A casa comum do Kaio Carmona (Quixote Do, 2020), primeiro volume da Coleção Desassossego, é um livro visceral que acompanha um dia na vida de um casal que está se separando. O livro se divide em duas partes: ela e ele. Enquanto ‘ela’ deixa um bilhete em casa, sacramentando o fim do relacionamento e em seguida vai de encontro à rua para enfrentar o luto do fim, ‘ele’ se vê diante de um bilhete e uma casa vazia, onde cada canto e cada móvel conta uma história a dois. O texto de Carmona aposta em uma prosa poética que nos remete aos saraus, onde o próprio texto quase pede uma leitura em voz alta.
Quando cheguei, apenas uma cadeira fora do lugar, como que me convidando a sentar. como que avisando – você não vai aguentar, é melhor desabar o seu desespero aqui, com decência, o chão vai te fazer ainda mais patético.
Assim como acontece em todo fim, os dois precisam enfrentar a dúvida, a dor e o medo ao mesmo tempo que revisitam a própria história. São arrebatados por uma explosão de pensamentos e sentimentos que rende reflexões profundas e muito bonitas sobre o amor. A narrativa transborda a nossa frente como um fluxo de pensamento e somos transportados para as questões filosóficas e universais que versam sobre o amor.
Mas o amor tem suas garras e mora nas sombras, mesmo que o pintemos de ovelha passiva e branca e iluminada em pasto aberto. (sonho uma poeta que um dia colocará o artigo feminino no amor.) a besta-fera amor. a fera.
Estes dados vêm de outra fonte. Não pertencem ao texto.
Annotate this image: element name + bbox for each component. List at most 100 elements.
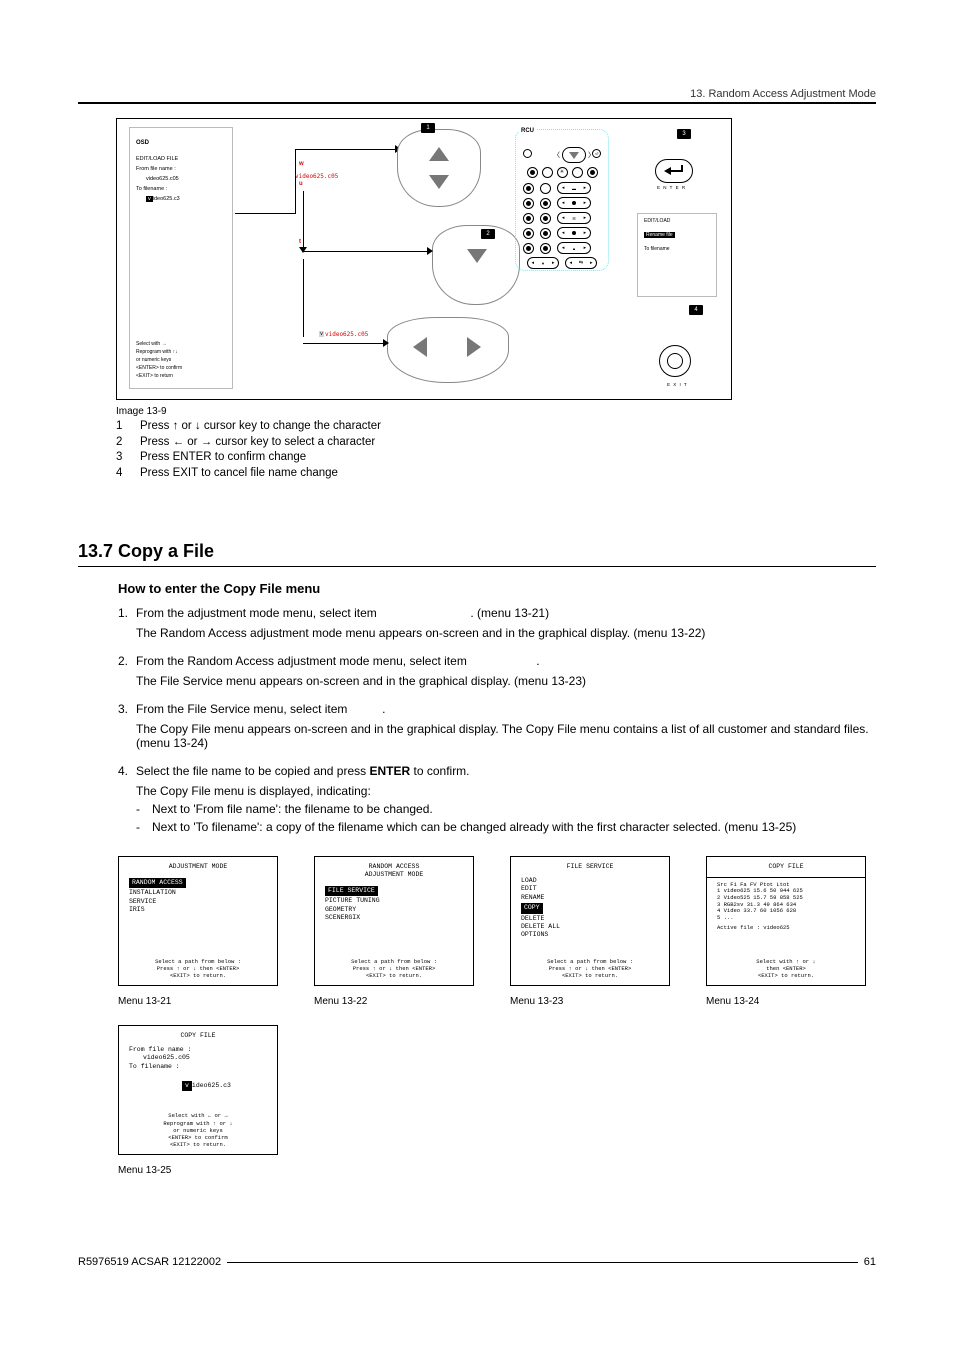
menu-item: PICTURE TUNING: [325, 897, 463, 905]
legend-text: Press ↑ or ↓ cursor key to change the ch…: [140, 419, 381, 435]
menu-item: GEOMETRY: [325, 906, 463, 914]
menu-caption: Menu 13-23: [510, 996, 670, 1007]
step-text: Select the file name to be copied and pr…: [136, 764, 369, 778]
right-panel: E N T E R EDIT/LOAD Rename file To filen…: [623, 129, 723, 387]
menu-title: COPY FILE: [129, 1032, 267, 1040]
menu-footer: <EXIT> to return.: [717, 972, 855, 979]
mini-title: EDIT/LOAD: [644, 218, 710, 224]
osd-panel: OSD EDIT/LOAD FILE From file name : vide…: [129, 127, 233, 389]
menu-footer: Select with ← or →: [129, 1112, 267, 1119]
osd-line: video625.c3: [146, 196, 232, 202]
char-filename: video625.c05: [295, 173, 338, 180]
char-label-t: t: [299, 239, 301, 245]
callout-badge-1: 1: [421, 123, 435, 133]
step-italic: Copy: [351, 702, 379, 716]
step-number: 1.: [118, 606, 136, 646]
menu-item: To filename :: [129, 1063, 267, 1071]
menu-footer: Select a path from below :: [325, 958, 463, 965]
triangle-down-icon: [467, 249, 487, 263]
menu-item: video625.c05: [143, 1054, 267, 1062]
exit-button: [659, 345, 691, 377]
menu-item: INSTALLATION: [129, 889, 267, 897]
triangle-left-icon: [413, 337, 427, 357]
menu-item: SCENERGIX: [325, 914, 463, 922]
menu-13-23: FILE SERVICE LOAD EDIT RENAME COPY DELET…: [510, 856, 670, 986]
osd-line: To filename :: [136, 186, 232, 192]
menu-title: RANDOM ACCESS ADJUSTMENT MODE: [325, 863, 463, 879]
page-number: 61: [864, 1256, 876, 1268]
osd-help: Select with → Reprogram with ↑↓ or numer…: [136, 340, 226, 380]
menu-13-22: RANDOM ACCESS ADJUSTMENT MODE FILE SERVI…: [314, 856, 474, 986]
osd-help-line: Select with →: [136, 340, 226, 348]
callout-badge-2: 2: [481, 229, 495, 239]
legend-num: 2: [116, 435, 140, 451]
menu-caption: Menu 13-25: [118, 1165, 278, 1176]
enter-arrow-icon: [664, 167, 671, 175]
step-result: The Copy File menu appears on-screen and…: [136, 722, 876, 750]
legend-num: 3: [116, 450, 140, 466]
menu-footer: <ENTER> to confirm: [129, 1134, 267, 1141]
mouse-outline-1: [397, 129, 481, 207]
step-italic: File Service: [470, 654, 533, 668]
step-number: 4.: [118, 764, 136, 834]
menu-title: COPY FILE: [717, 863, 855, 871]
footer-line: [227, 1262, 858, 1263]
step-text: .: [382, 702, 385, 716]
mouse-outline-3: [387, 317, 509, 383]
osd-title: OSD: [136, 140, 232, 146]
menu-caption: Menu 13-24: [706, 996, 866, 1007]
menu-selected: RANDOM ACCESS: [129, 878, 186, 888]
step-result: The Copy File menu is displayed, indicat…: [136, 784, 876, 798]
menu-item: RENAME: [521, 894, 659, 902]
menu-item: EDIT: [521, 885, 659, 893]
menu-footer: <EXIT> to return.: [129, 972, 267, 979]
menu-item: SERVICE: [129, 898, 267, 906]
menu-item: DELETE ALL: [521, 923, 659, 931]
menu-active: Active file : video625: [717, 925, 855, 932]
osd-rest: ideo625.c3: [153, 196, 180, 202]
char-label-w: w: [299, 161, 304, 167]
char-filename-2: video625.c05: [325, 331, 368, 338]
menu-item: DELETE: [521, 915, 659, 923]
menu-title: FILE SERVICE: [521, 863, 659, 871]
menu-footer: Select a path from below :: [521, 958, 659, 965]
osd-line: From file name :: [136, 166, 232, 172]
menu-footer: <EXIT> to return.: [129, 1141, 267, 1148]
menu-footer: Press ↑ or ↓ then <ENTER>: [521, 965, 659, 972]
menu-footer: Select with ↑ or ↓: [717, 958, 855, 965]
menu-title: ADJUSTMENT MODE: [129, 863, 267, 871]
gray-char-chip: v: [319, 331, 324, 337]
menu-footer: then <ENTER>: [717, 965, 855, 972]
menu-footer: Reprogram with ↑ or ↓: [129, 1120, 267, 1127]
step-text: . (menu 13-21): [470, 606, 549, 620]
menu-13-25: COPY FILE From file name : video625.c05 …: [118, 1025, 278, 1155]
right-mini-panel: EDIT/LOAD Rename file To filename: [637, 213, 717, 297]
menu-footer: <EXIT> to return.: [325, 972, 463, 979]
menu-caption: Menu 13-21: [118, 996, 278, 1007]
dash-text: Next to 'To filename': a copy of the fil…: [152, 820, 796, 834]
menu-footer: Press ↑ or ↓ then <ENTER>: [129, 965, 267, 972]
step-text: From the Random Access adjustment mode m…: [136, 654, 470, 668]
menu-item: IRIS: [129, 906, 267, 914]
step-text: to confirm.: [414, 764, 470, 778]
menu-footer: <EXIT> to return.: [521, 972, 659, 979]
enter-button: [655, 159, 693, 183]
osd-help-line: or numeric keys: [136, 356, 226, 364]
dash: -: [136, 802, 152, 816]
osd-help-line: <ENTER> to confirm: [136, 364, 226, 372]
osd-help-line: Reprogram with ↑↓: [136, 348, 226, 356]
menu-selected: COPY: [521, 903, 543, 913]
mouse-outline-2: [432, 225, 520, 305]
exit-label: E X I T: [667, 382, 688, 387]
step-text: From the File Service menu, select item: [136, 702, 351, 716]
menu-footer: Select a path from below :: [129, 958, 267, 965]
legend-text: Press ← or → cursor key to select a char…: [140, 435, 375, 451]
menu-selected: FILE SERVICE: [325, 886, 378, 896]
dash-text: Next to 'From file name': the filename t…: [152, 802, 433, 816]
osd-line: EDIT/LOAD FILE: [136, 156, 232, 162]
section-heading: 13.7 Copy a File: [78, 541, 876, 562]
legend-num: 4: [116, 466, 140, 482]
char-label-u: u: [299, 181, 303, 187]
osd-line: video625.c05: [146, 176, 232, 182]
step-result: The Random Access adjustment mode menu a…: [136, 626, 876, 640]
Não consegui amansar o amor. do alto de minha cadeira, acompanhei em horror o amor devorar meus pés, arrancar um a um os meus dedos. senti suas finas unhas espetarem meu olho. afônica, deixei que mastigasse minha orelha, decepasse minha língua. deixei que me devorasse. e quanto mais entranhava suas garras em mim mais oferecia meu peito.